Publié le 20 février 2025 à 16h37

PwC Société d’Avocats    Temps de lecture 9 minutes

Dans une décision mentionnée au recueil Lebon, le Conseil d’État a apporté de nombreuses précisions sur la notion de bénéficiaire effectif d’une distribution de dividende et les implications de sa mise en œuvre.

Par Charlotte Guincestre Carpentier, PwC Société d’Avocats

Les faits soumis au Conseil d’État étaient les suivants : en 2011, la société de droit français Foncière Vélizy Rose (ci-après « FVR ») exerçant une activité de location immobilière, a été cédée à une société de droit luxembourgeois, Vélizy Rose Investment (ci-après « VRI »), constituée par un consortium de six investisseurs : la société de droit luxembourgeois Dewnos Investment, quatre fonds établis à Guernesey et une personne physique habitant en Allemagne.

Dewnos Investment est ensuite devenue actionnaire unique de VRI, et s’est engagée, en vertu d’un contrat de fiducie conclu avec l’ancien consortium d’investisseurs, à reverser 90 % des dividendes reçus de VRI aux autres constituants, à hauteur des droits dont chacun disposait avant cette date dans VRI.
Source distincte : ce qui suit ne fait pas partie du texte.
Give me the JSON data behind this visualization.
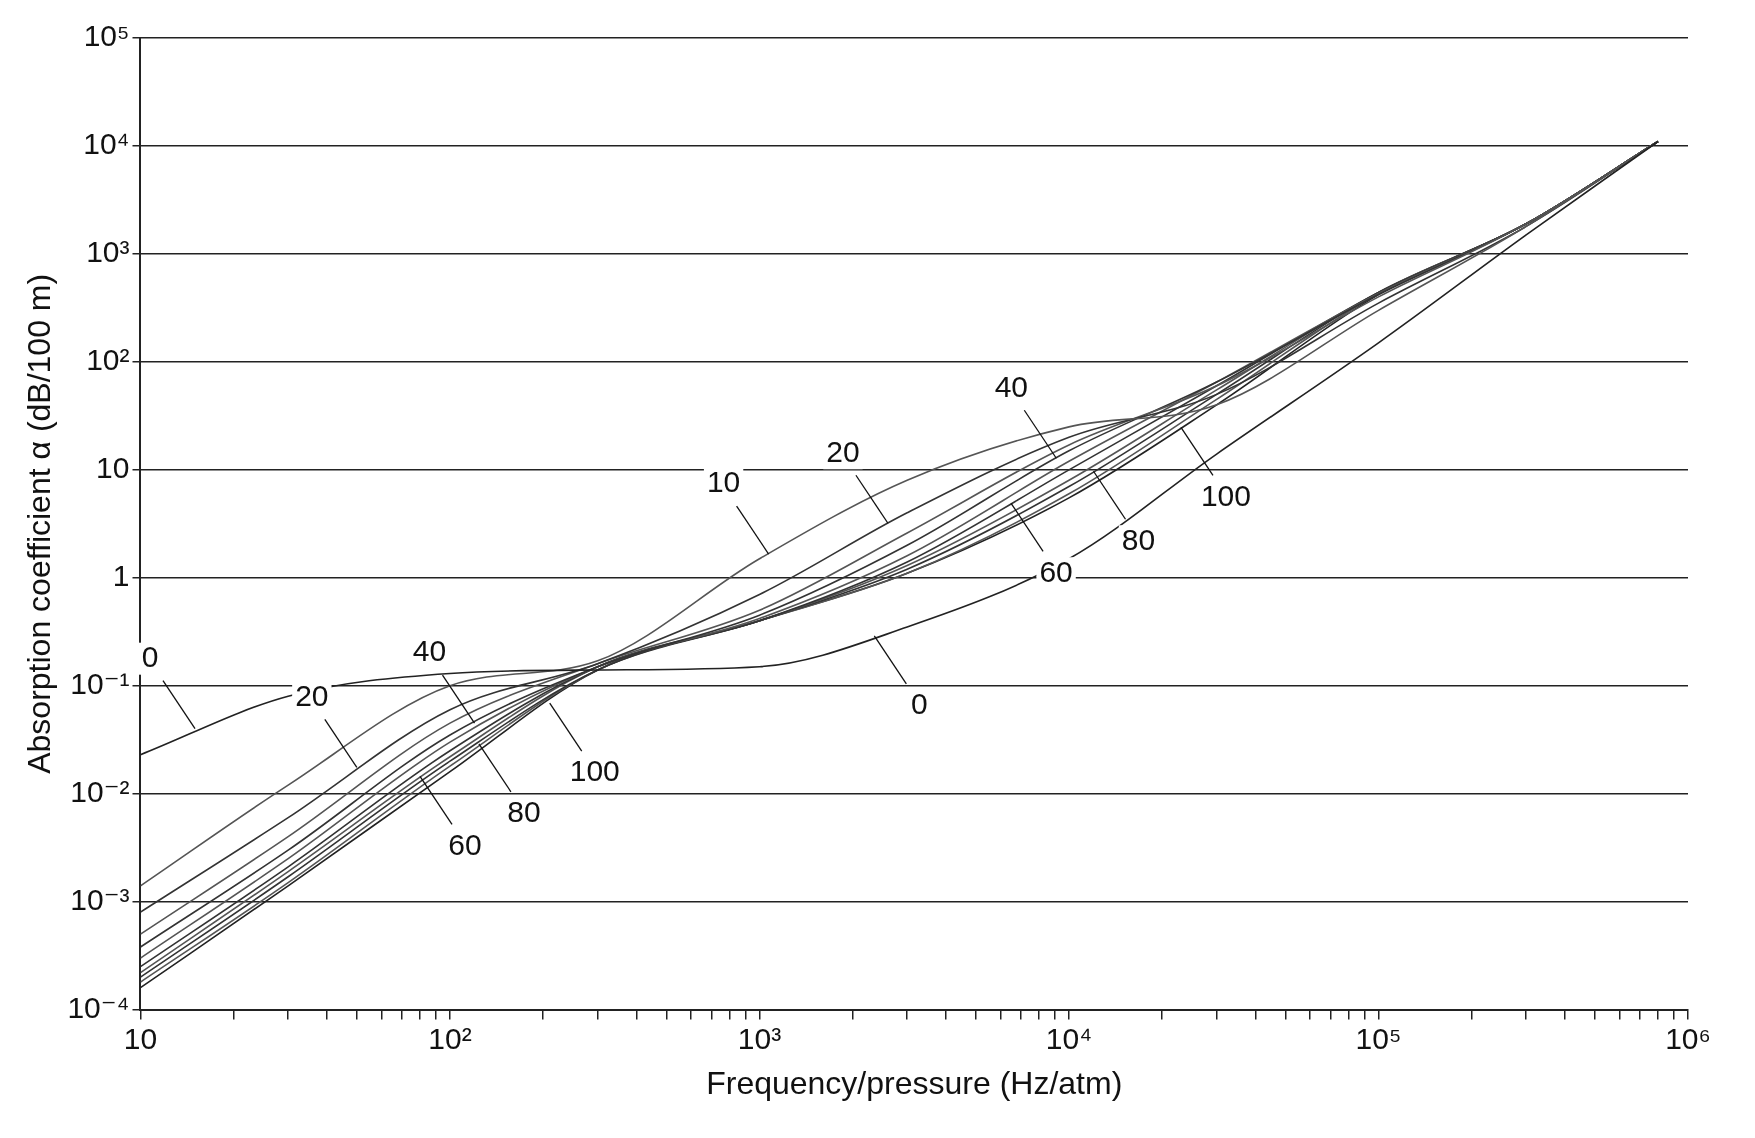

C’est ainsi qu’en 2014, FVR a versé un acompte sur dividendes de 3,6 millions d’euros à sa société mère luxembourgeoise VRI, qui a redistribué ce même montant le lendemain à son associé unique, la société Dewnos Investment. L’acompte sur dividendes n’a fait l’objet d’aucune retenue à la source, la société FVR se prévalant de l’exonération prévue par les dispositions de l’article 119 ter du Code général des impôts (ci-après « CGI »).

L’administration ayant remis en cause cette exonération de retenue à la source à l’occasion d’une vérification de comptabilité, le Tribunal administratif de Montreuil puis la Cour administrative d’appel de Paris ont validé sa position.

Dans sa décision du 8 novembre 2024 n° 471147, mentionnée au recueil Lebon, le Conseil d’État confirme l’arrêt de la Cour administrative d’appel de Paris du 7 novembre 2022 (n° 21PA05986) et rejette le pourvoi de la société sur plusieurs fondements.

Sur l’absence d’abus de droit rampant

La société requérante arguait que l’administration fiscale avait implicitement recouru à la procédure de l’abus de droit prévu à l’article L. 64 du Livre des procédures fiscales (ci-après « LPF ») pour refuser la qualité de bénéficiaire effectif à la société VRI, en remettant en cause la substance économique de Dewnos Investment afin de rendre son existence inopposable.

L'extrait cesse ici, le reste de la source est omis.